Paul Hasegawa-Overacker is the kind of guy everyone wants at a party. A surfer dude at heart, he is down to earth and just goofy enough.

But for a period of about five years – the five years he was boyfriend to art world superstar Cindy Sherman – no one cared if he was there or not. He went from being the host of his own popular cable TV show and an artist in his own right to living in the shadows of the quintessential New York it-girl.

“In my mind, she was the top of the heap,” revealed H-O, in town earlier this month for a screening of his doc, Guest of Cindy Sherman. “It didn’t get more exciting than Cindy.”

But at one of countless celeb-studded dinners where his role was simply to be Sherman’s “plus one,” he hit rock bottom. The organizers sat Sherman at the head table and, after he got their attention, ushered H-O to a spot off to the side with a place card that read, “Guest of Cindy Sherman.”

He mines feelings of anxiety and anonymity in his film (co-directed by Tom Donahue) commiserating with Elton John’s boyfriend, David Furnish, and at one point joking, “What happened to that guy who married Madonna?

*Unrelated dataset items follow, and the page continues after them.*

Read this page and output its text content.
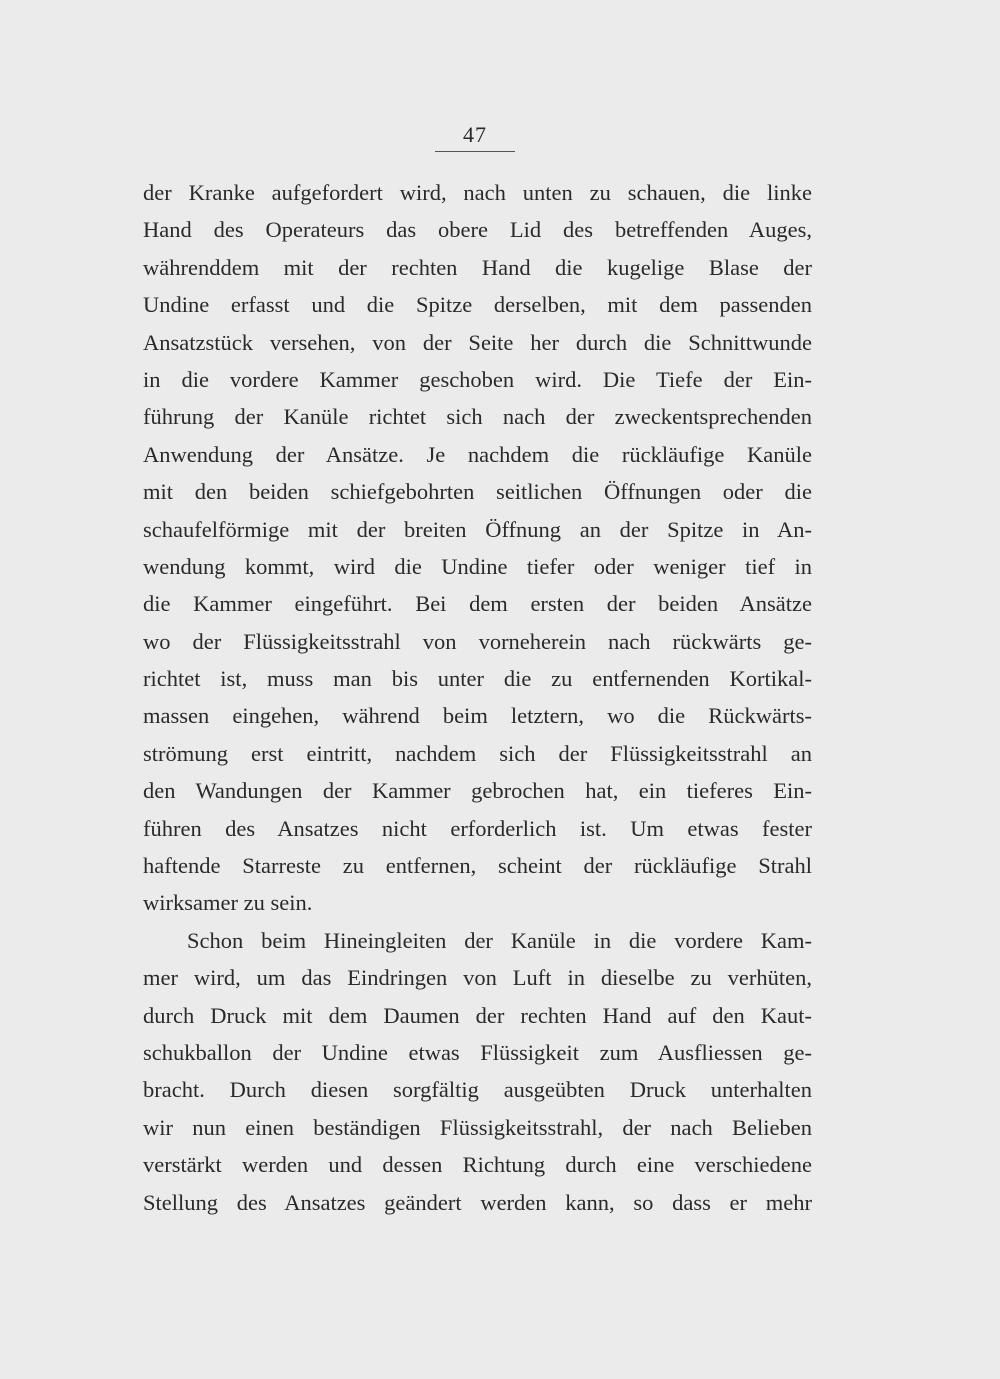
47
der Kranke aufgefordert wird, nach unten zu schauen, die linke
Hand des Operateurs das obere Lid des betreffenden Auges,
währenddem mit der rechten Hand die kugelige Blase der
Undine erfasst und die Spitze derselben, mit dem passenden
Ansatzstück versehen, von der Seite her durch die Schnittwunde
in die vordere Kammer geschoben wird. Die Tiefe der Ein-
führung der Kanüle richtet sich nach der zweckentsprechenden
Anwendung der Ansätze. Je nachdem die rückläufige Kanüle
mit den beiden schiefgebohrten seitlichen Öffnungen oder die
schaufelförmige mit der breiten Öffnung an der Spitze in An-
wendung kommt, wird die Undine tiefer oder weniger tief in
die Kammer eingeführt. Bei dem ersten der beiden Ansätze
wo der Flüssigkeitsstrahl von vorneherein nach rückwärts ge-
richtet ist, muss man bis unter die zu entfernenden Kortikal-
massen eingehen, während beim letztern, wo die Rückwärts-
strömung erst eintritt, nachdem sich der Flüssigkeitsstrahl an
den Wandungen der Kammer gebrochen hat, ein tieferes Ein-
führen des Ansatzes nicht erforderlich ist. Um etwas fester
haftende Starreste zu entfernen, scheint der rückläufige Strahl
wirksamer zu sein.
Schon beim Hineingleiten der Kanüle in die vordere Kam-
mer wird, um das Eindringen von Luft in dieselbe zu verhüten,
durch Druck mit dem Daumen der rechten Hand auf den Kaut-
schukballon der Undine etwas Flüssigkeit zum Ausfliessen ge-
bracht. Durch diesen sorgfältig ausgeübten Druck unterhalten
wir nun einen beständigen Flüssigkeitsstrahl, der nach Belieben
verstärkt werden und dessen Richtung durch eine verschiedene
Stellung des Ansatzes geändert werden kann, so dass er mehr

He was a really good director!”

But GOCS is not just a self-portrait or a relationship journal. It’s also a sophisticated and multi-layered view of the art world and one few of us ever see.

H-O first met Sherman in the ’90s while hosting his TV show, Gallery Beat – what an art tour might look like if your guides were Wayne and Garth of Wayne’s World.

“I played the everyman. I didn’t exactly dumb myself down. I was just who I was,” he mused. “I’m a guy from California. I’m a surfer…It was like a normal gallery experience where you’re just kind of scratching your head going, “What’s going on?”

Still, it would be wrong to consider H-O a simpleton. His love for art and artists is unmistakable on film and in person. But so is his contempt for phony people and the money-making side of things.

“In fact, we were satirizing a lot of the art experience because we felt like…there was a lot of bullshit,” he says.

Sherman had seen Gallery Beat and was a fan. So when H-O ran into her at an opening, he charmed her into giving him an exclusive interview.

The notoriously press-shy artist, who normally controls every aspect of her image in highly-staged photographs, let her guard down. And although she was involved in the making of GOCS, cutting scenes she didn’t like, she washed her hands of it afterwards, apologizing to her friends for involving them in the film.

“There’s a lot of curiosity about Cindy and we really just portray her as the person she is, which is a very nice, normal person who doesn’t have any airs about her,” H-O observed. “But, it was tough…because there was more personal information there than she would ever feel comfortable with.”

After five years of immersing himself in the film, H-O just wants to move on. He’s working on a mockumentary with Weeds actor Meital Dohan and plans to carry on the Gallery Beat tradition with a web-based show.

But perhaps closest to his heart: a feature film about what artists have to do to make a living and do their art at the same time.